With the current price of gas, are you sure you want to drive by? :bang: Maybe go mow the yard instead? :)
 
Nov 22, 2008
3,562
Endeavour 32 Portland, Maine
With the current price of gas, are you sure you want to drive by?
Sheesh! If I counted the cost of gas I'd probably find it was cheaper to just give the marina a to-do list and stay home an watch TV. I filled up the minivan that serves as my boat truck (legacy from being a divorced family man) Monday evening and it's already down to half a tank.

This is part of one of the underestimated costs of doing it your self. A boatyard has everything in the stock room and bought at bulk quantities. I need one screw half an inch longer, into the car, off to the hardware store to buy it for a buck. I could get 50 at Fastenall for almost the same price but that's another dollar of gas and half an hour of now working on the boat.

I'll have used another 10 buck of gas by the time I drive around to pick up the things on my list that I just had to drive home from the boatyard to pick up because I forgot it.
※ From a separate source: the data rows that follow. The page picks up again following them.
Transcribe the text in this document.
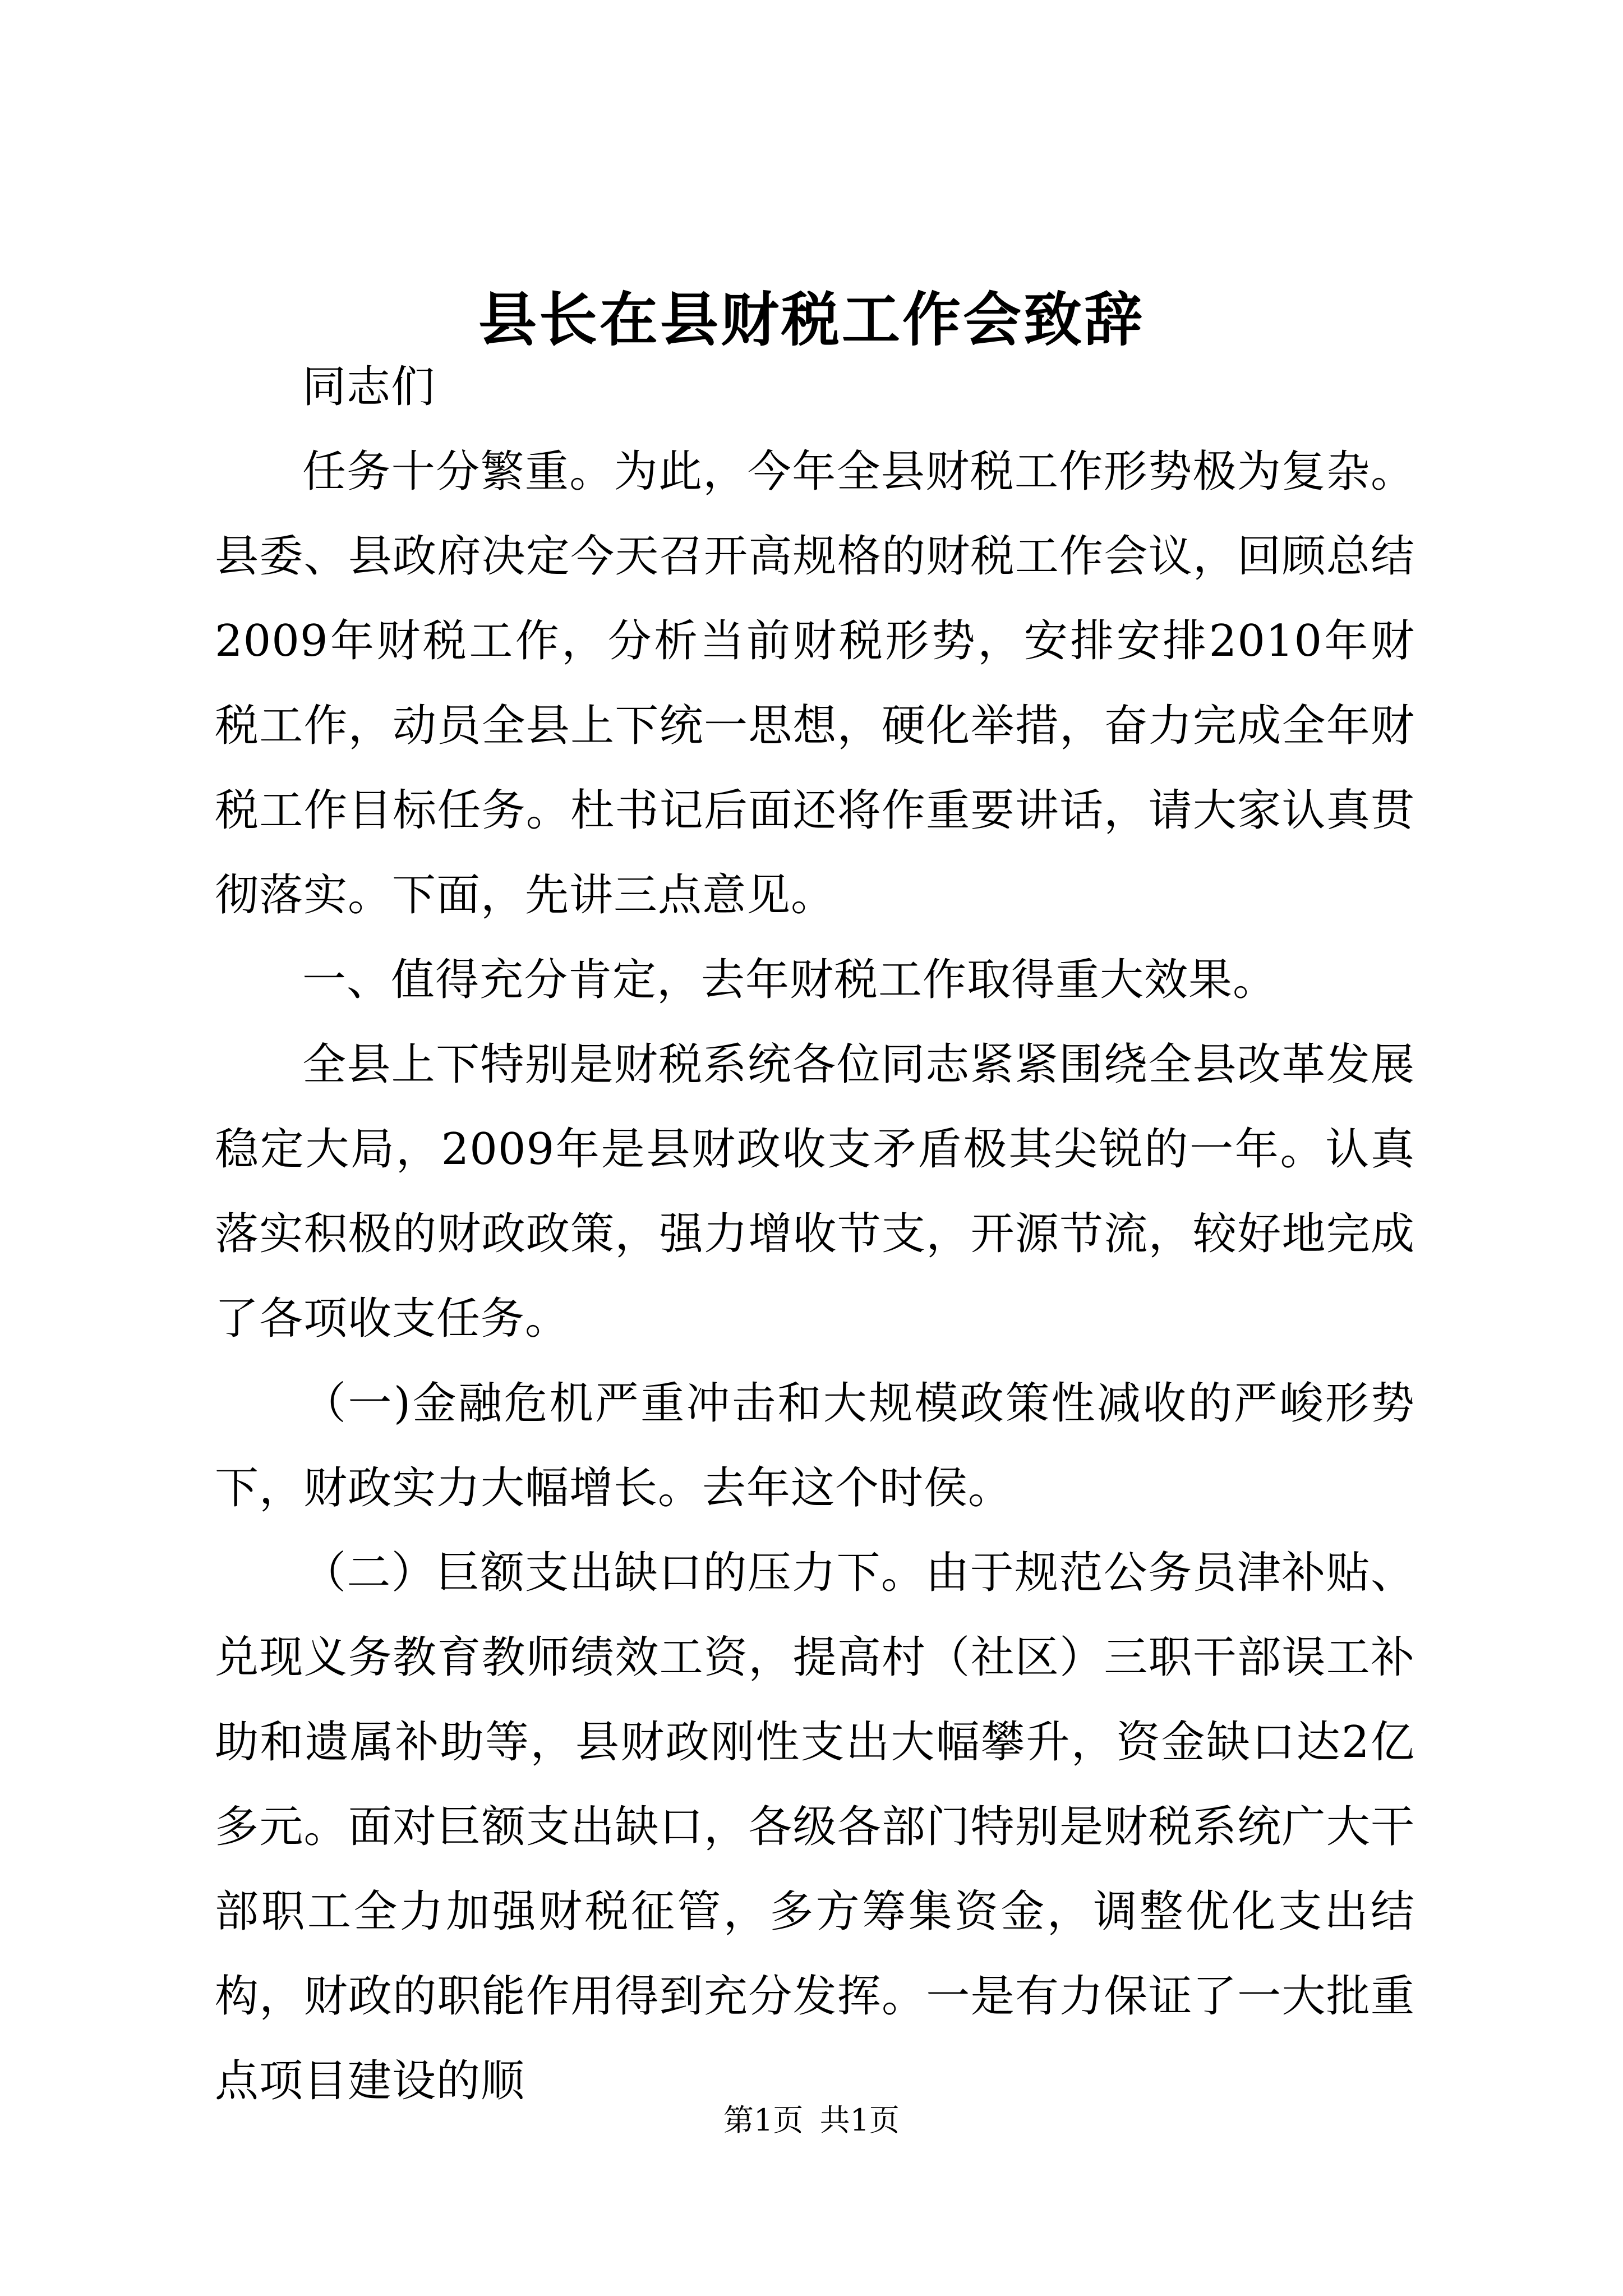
县长在县财税工作会致辞

同志们

任务十分繁重。为此，今年全县财税工作形势极为复杂。县委、县政府决定今天召开高规格的财税工作会议，回顾总结2009年财税工作，分析当前财税形势，安排安排2010年财税工作，动员全县上下统一思想，硬化举措，奋力完成全年财税工作目标任务。杜书记后面还将作重要讲话，请大家认真贯彻落实。下面，先讲三点意见。

一、值得充分肯定，去年财税工作取得重大效果。

全县上下特别是财税系统各位同志紧紧围绕全县改革发展稳定大局，2009年是县财政收支矛盾极其尖锐的一年。认真落实积极的财政政策，强力增收节支，开源节流，较好地完成了各项收支任务。

（一)金融危机严重冲击和大规模政策性减收的严峻形势下，财政实力大幅增长。去年这个时侯。

（二）巨额支出缺口的压力下。由于规范公务员津补贴、兑现义务教育教师绩效工资，提高村（社区）三职干部误工补助和遗属补助等，县财政刚性支出大幅攀升，资金缺口达2亿多元。面对巨额支出缺口，各级各部门特别是财税系统广大干部职工全力加强财税征管，多方筹集资金，调整优化支出结构，财政的职能作用得到充分发挥。一是有力保证了一大批重点项目建设的顺

第1页 共1页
You know, I think I'm actually burning more gas now that the boat is 5 minutes away than when it was half an hour a way up in Yarmouth. I used to plan everything out like it was a mission to the moon. Now, I just zip off to the boat, realize that some tool is sitting on the bench, go back....

Well, it gives me a chance to check email and the forums frequently and my back and wrists appreciate the breaks.
 
Feb 26, 2008
603
Catalina 30 Marathon, FL
I need one screw half an inch longer, into the car, off to the hardware store to buy it for a buck. I could get 50 at Fastenall for almost the same price but that's another dollar of gas and half an hour of now working on the boat.
Roger I'm afraid it doesn't work that way. If you spent thousands of dollars equipping your minivan with every conceivable bit of boat hardware I can GAURANTEE the piece you need will not be on the truck and you'll STILL be going to the hardware store.

At least that's how it seems to go for me :bang:

Jim
 
Nov 22, 2008
3,562
Endeavour 32 Portland, Maine
The two chainplates going in tomorrow are polished and sitting with the Spotless Stainless on them. It works best when warm and stops working after it dries out. It's cool and dry in the basement so I boiled about a pint of water and set the container next to them with plastic over the top and towels and rags on top of that for insulation.